The World Bank has raised the alarm that the “danger of stagflation is considerable” and shaved its global growth outlook to 2.9 percent from 4.1 percent in the last report in January. At that estimate, the global economy would be running at a pace halved from last year’s 5.7 percent. The bank has warned of low growth and high inflation as in the aftermath of the oil shock in the 1970s.

The signs already show with the Korean economy. According to finalized figures released by the Bank of Korea on Wednesday, the GDP in the first quarter rose 0.6 percent, revised down from 0.7 percent estimated in April. Economic conditions had been worse than what the central bank estimated. The consumer price index last month soared 5.4 percent from the same period a year ago, the steepest increase in nearly 14 years.

The global lender warned of the possibility of a financial crisis breaking out in some emerging economies. It found similarities in the current economic conditions with the 1970s rocked by the oil shock, as prices have surged from a supply bottleneck and emerging and developing countries have become vulnerable. The World Bank says the surge in raw materials from the Russian invasion of Ukraine and the fast monetary tightening by the U.S. and others could hit harder on emerging economies than the developed category. Stagflation from outside factors can be trickier to cope with than the common recession.
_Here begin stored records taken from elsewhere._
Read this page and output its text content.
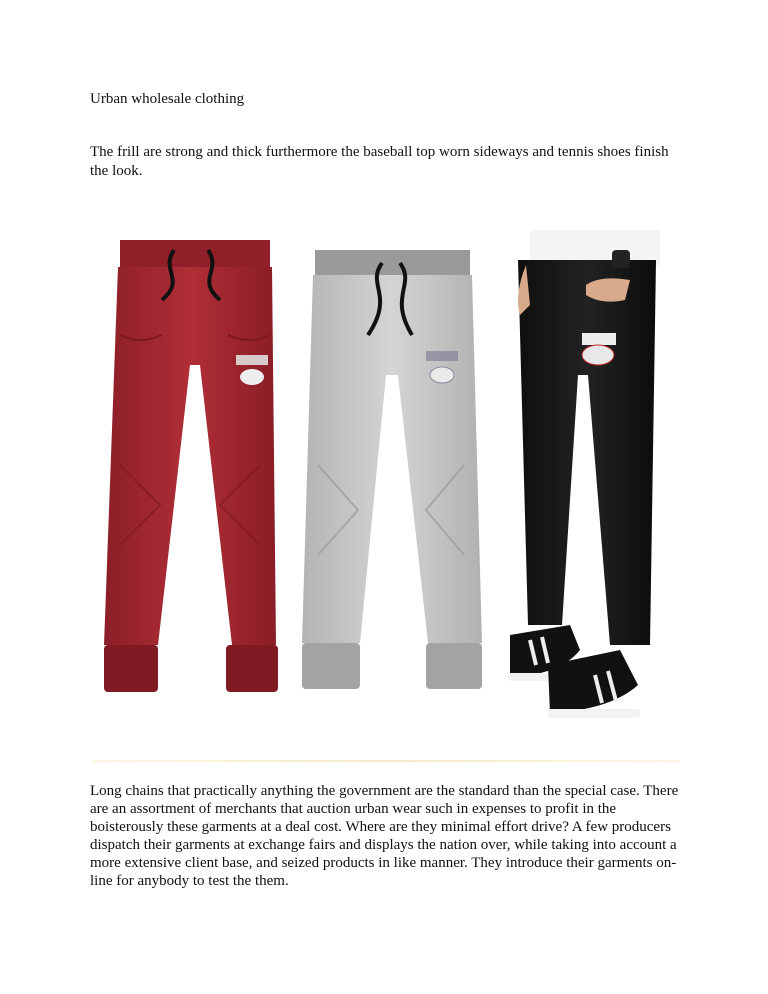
Urban wholesale clothing

The frill are strong and thick furthermore the baseball top worn sideways and tennis shoes finish the look.

Long chains that practically anything the government are the standard than the special case. There are an assortment of merchants that auction urban wear such in expenses to profit in the boisterously these garments at a deal cost. Where are they minimal effort drive? A few producers dispatch their garments at exchange fairs and displays the nation over, while taking into account a more extensive client base, and seized products in like manner. They introduce their garments on-line for anybody to test the them.
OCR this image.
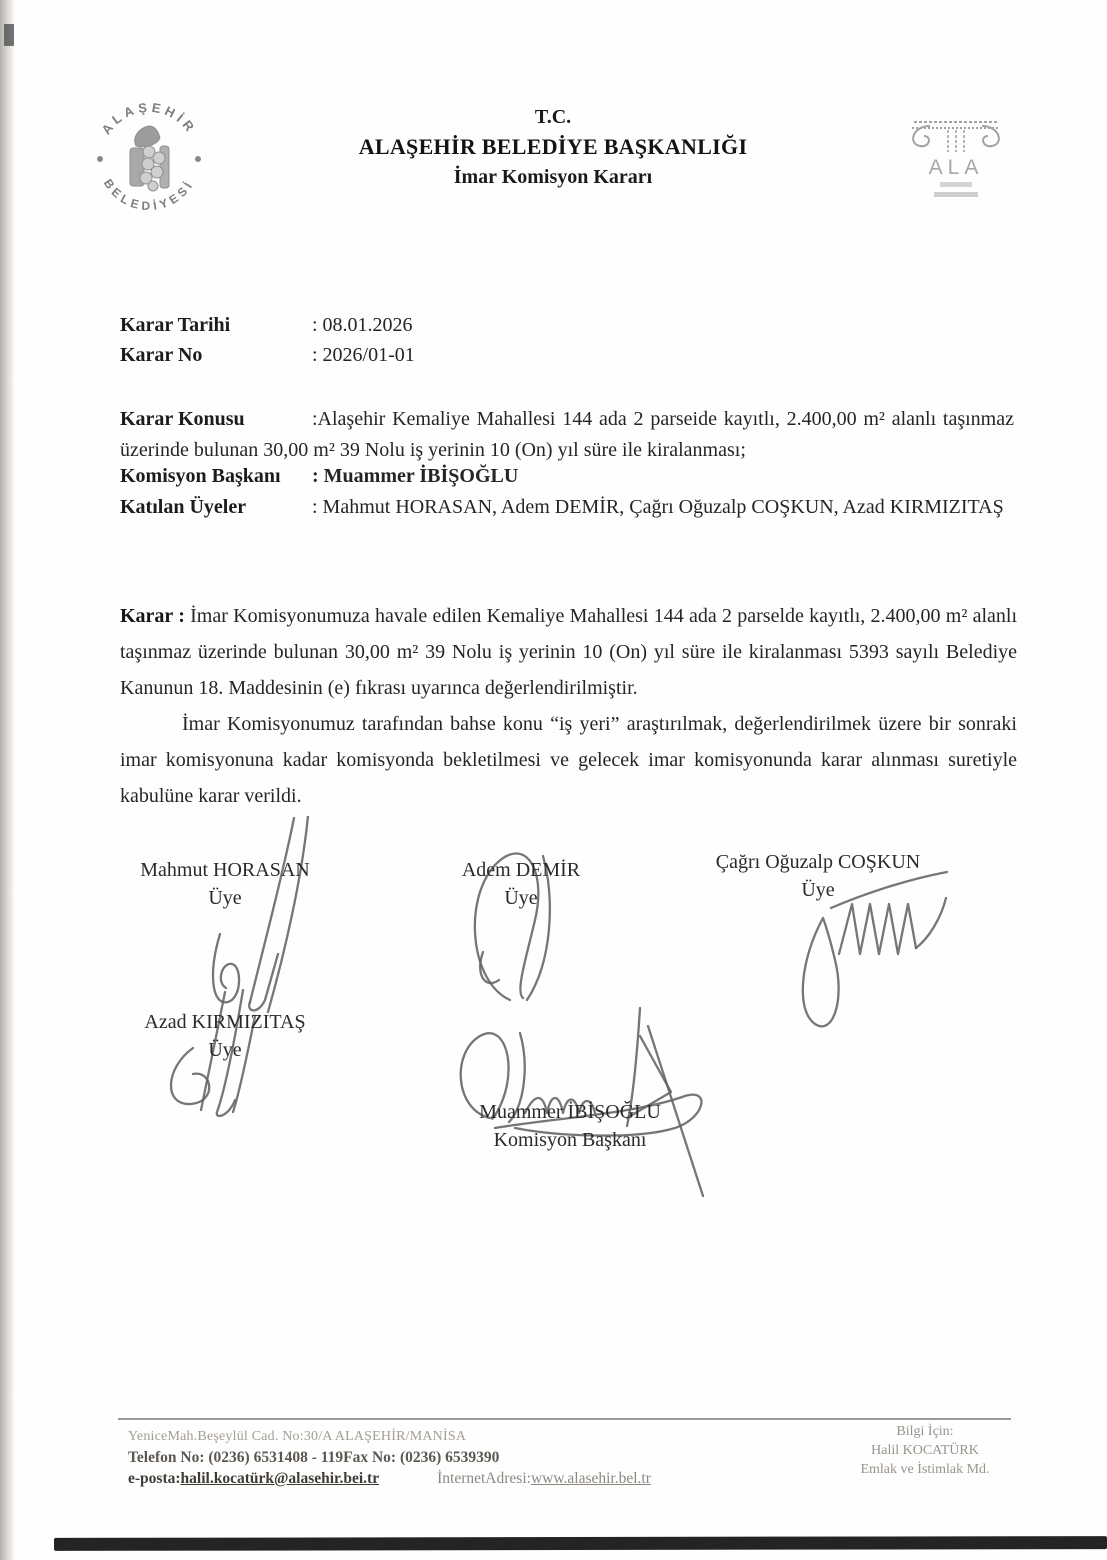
ALAŞEHİR
BELEDİYESİ
T.C.
ALAŞEHİR BELEDİYE BAŞKANLIĞI
İmar Komisyon Kararı	ALA
Karar Tarihi	: 08.01.2026
Karar No	: 2026/01-01

Karar Konusu	:Alaşehir Kemaliye Mahallesi 144 ada 2 parseide kayıtlı, 2.400,00 m² alanlı taşınmaz üzerinde bulunan 30,00 m² 39 Nolu iş yerinin 10 (On) yıl süre ile kiralanması;

Komisyon Başkanı : Muammer İBİŞOĞLU

Katılan Üyeler	: Mahmut HORASAN, Adem DEMİR, Çağrı Oğuzalp COŞKUN, Azad KIRMIZITAŞ

Karar : İmar Komisyonumuza havale edilen Kemaliye Mahallesi 144 ada 2 parselde kayıtlı, 2.400,00 m² alanlı taşınmaz üzerinde bulunan 30,00 m² 39 Nolu iş yerinin 10 (On) yıl süre ile kiralanması 5393 sayılı Belediye Kanunun 18. Maddesinin (e) fıkrası uyarınca değerlendirilmiştir.

İmar Komisyonumuz tarafından bahse konu “iş yeri” araştırılmak, değerlendirilmek üzere bir sonraki imar komisyonuna kadar komisyonda bekletilmesi ve gelecek imar komisyonunda karar alınması suretiyle kabulüne karar verildi.

Mahmut HORASAN
Üye
Adem DEMİR
Üye
Çağrı Oğuzalp COŞKUN
Üye
Azad KIRMIZITAŞ
Üye
Muammer İBİŞOĞLU
Komisyon Başkanı
YeniceMah.Beşeylül Cad. No:30/A ALAŞEHİR/MANİSA
Telefon No: (0236) 6531408 - 119Fax No: (0236) 6539390
e-posta:halil.kocatürk@alasehir.bei.tr	İnternetAdresi:www.alasehir.bel.tr
Bilgi İçin:
Halil KOCATÜRK
Emlak ve İstimlak Md.
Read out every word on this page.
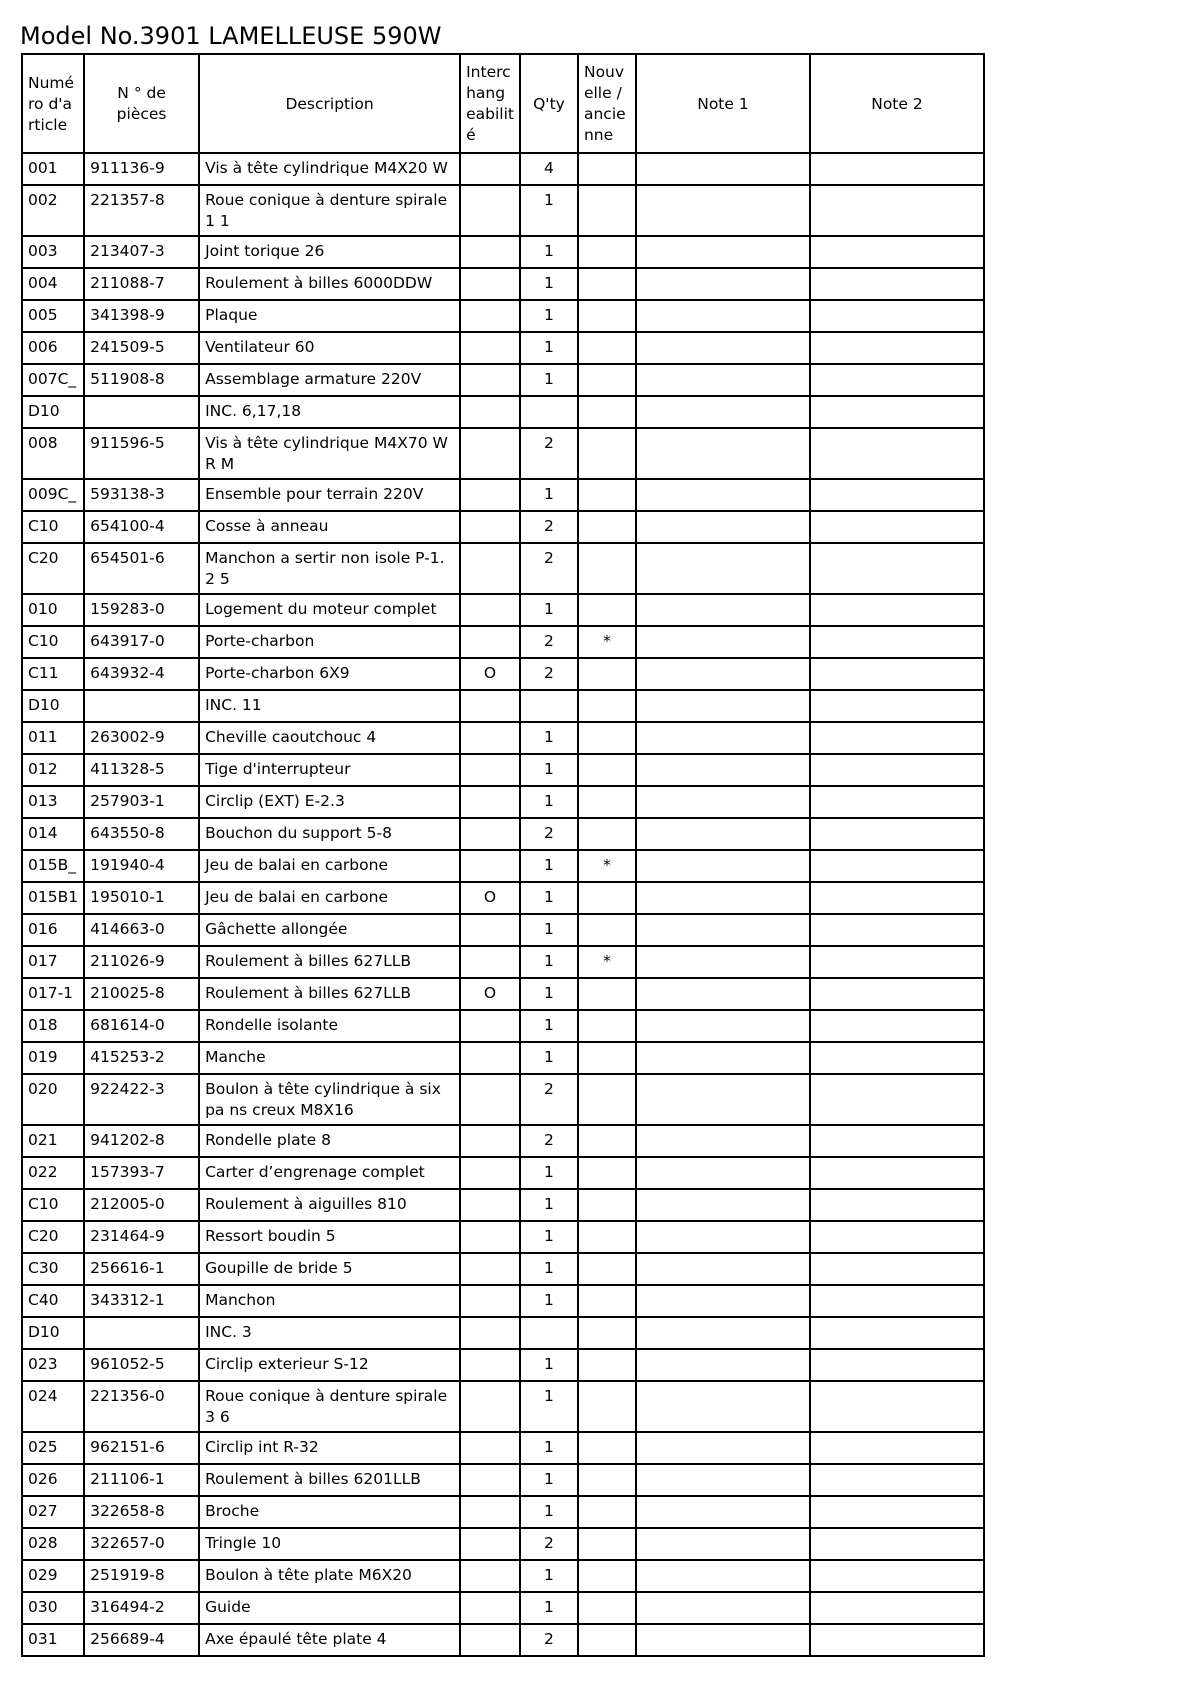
Model No.3901 LAMELLEUSE 590W
Numé ro d'a rticle	N ° de pièces	Description	Interc hang eabilit é	Q'ty	Nouv elle / ancie nne	Note 1	Note 2
001	911136-9	Vis à tête cylindrique M4X20 W		4			
002	221357-8	Roue conique à denture spirale 1 1		1			
003	213407-3	Joint torique 26		1			
004	211088-7	Roulement à billes 6000DDW		1			
005	341398-9	Plaque		1			
006	241509-5	Ventilateur 60		1			
007C_	511908-8	Assemblage armature 220V		1			
D10		INC. 6,17,18					
008	911596-5	Vis à tête cylindrique M4X70 WR M		2			
009C_	593138-3	Ensemble pour terrain 220V		1			
C10	654100-4	Cosse à anneau		2			
C20	654501-6	Manchon a sertir non isole P-1.2 5		2			
010	159283-0	Logement du moteur complet		1			
C10	643917-0	Porte-charbon		2	*		
C11	643932-4	Porte-charbon 6X9	O	2			
D10		INC. 11					
011	263002-9	Cheville caoutchouc 4		1			
012	411328-5	Tige d'interrupteur		1			
013	257903-1	Circlip (EXT) E-2.3		1			
014	643550-8	Bouchon du support 5-8		2			
015B_	191940-4	Jeu de balai en carbone		1	*		
015B1	195010-1	Jeu de balai en carbone	O	1			
016	414663-0	Gâchette allongée		1			
017	211026-9	Roulement à billes 627LLB		1	*		
017-1	210025-8	Roulement à billes 627LLB	O	1			
018	681614-0	Rondelle isolante		1			
019	415253-2	Manche		1			
020	922422-3	Boulon à tête cylindrique à six pa ns creux M8X16		2			
021	941202-8	Rondelle plate 8		2			
022	157393-7	Carter d’engrenage complet		1			
C10	212005-0	Roulement à aiguilles 810		1			
C20	231464-9	Ressort boudin 5		1			
C30	256616-1	Goupille de bride 5		1			
C40	343312-1	Manchon		1			
D10		INC. 3					
023	961052-5	Circlip exterieur S-12		1			
024	221356-0	Roue conique à denture spirale 3 6		1			
025	962151-6	Circlip int R-32		1			
026	211106-1	Roulement à billes 6201LLB		1			
027	322658-8	Broche		1			
028	322657-0	Tringle 10		2			
029	251919-8	Boulon à tête plate M6X20		1			
030	316494-2	Guide		1			
031	256689-4	Axe épaulé tête plate 4		2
Korea must be extra vigilant as it had endured the liquidity crisis and international bailout in the late 1990s. Even if the current situation does not develop into a currency crisis, ripples from a global economic downturn could be harsh on the external-reliant Korean economy.

The government will soon release its economic policy direction for the second half. It also represents the first economic policy road map from the Yoon Suk-yeol administration. Yoon has observed that an economic crisis-like typhoon has arrived in the Korean backyard. Such urgency must be reflected in the policy outline. Stimuli through spending increases and low interest rates is no longer possible because fiscal expansion is difficult due to the government’s excessive debt ratio.

In the short-term, people’s livelihood from price surges must be eased. In the longer run, the economy must regain growth. The Korean economy is at the crossroads of falling into a lengthy slump like Japan or overhauling its economic structure for a new leap. The key lies with the private sector and its competitiveness and vitality. The government must do away with regulations to provide favorable conditions for business activity.